Methods: The study population comprised patients attending the respiratory outpatients diagnosed with IPF between the beginning of 1999 and the beginning of July 2004, and 50 cases were identified. Data regarding the age, sex, smoking habits, occupational histories, exposure to birds, co-morbidity (ischaemic heart disease, diabetes, atrial fibrillation, and hyperlipidaemia), biopsy evidence for IPF, and use of beta blockers, statins, aspirin, NSAIDS, loop diuretics and proton pump inhibitors were recorded. Two age and sex-matched controls were obtained for each case from patients attending a general gastroenterology clinic within 3 months of attendance of the case, and thus 100 controls were obtained.

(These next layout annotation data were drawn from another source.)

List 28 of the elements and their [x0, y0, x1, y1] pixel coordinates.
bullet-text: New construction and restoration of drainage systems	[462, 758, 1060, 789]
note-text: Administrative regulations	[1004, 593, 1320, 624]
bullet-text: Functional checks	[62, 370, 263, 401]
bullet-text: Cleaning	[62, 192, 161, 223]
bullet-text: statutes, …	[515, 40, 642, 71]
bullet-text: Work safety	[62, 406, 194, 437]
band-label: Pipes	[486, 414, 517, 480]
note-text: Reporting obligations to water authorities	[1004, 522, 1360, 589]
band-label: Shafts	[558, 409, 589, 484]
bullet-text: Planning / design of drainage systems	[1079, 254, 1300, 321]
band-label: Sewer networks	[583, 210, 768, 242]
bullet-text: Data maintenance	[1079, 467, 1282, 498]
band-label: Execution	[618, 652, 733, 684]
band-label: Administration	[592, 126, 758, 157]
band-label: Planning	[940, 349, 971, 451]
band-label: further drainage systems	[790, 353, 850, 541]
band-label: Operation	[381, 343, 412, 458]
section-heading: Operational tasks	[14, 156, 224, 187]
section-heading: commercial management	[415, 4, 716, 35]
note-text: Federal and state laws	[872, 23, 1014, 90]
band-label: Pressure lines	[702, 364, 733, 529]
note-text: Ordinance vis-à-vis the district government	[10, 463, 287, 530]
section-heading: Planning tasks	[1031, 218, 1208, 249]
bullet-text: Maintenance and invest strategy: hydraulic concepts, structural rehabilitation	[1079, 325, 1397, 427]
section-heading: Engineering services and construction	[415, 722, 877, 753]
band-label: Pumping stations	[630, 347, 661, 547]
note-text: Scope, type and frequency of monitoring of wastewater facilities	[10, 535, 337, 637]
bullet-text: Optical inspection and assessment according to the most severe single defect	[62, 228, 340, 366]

Data on the controls were collected as for the cases.
Results: Of the cases, 12 of 50 were taking statins compared with 20 of 100 controls (matched OR 1.13, CI 0.30-4.24, NS). Coronary artery disease was seen in 20 of 50 cases and 20 of 100 controls (matched OR 5.37, CI 1.52-19.0, p<0.01).
Conclusions: There was no statistically significant association between the use of statins and the diagnosis of interstitial lung disease. However there was a statistically significant association between ischaemic heart disease and the diagnosis of ILD.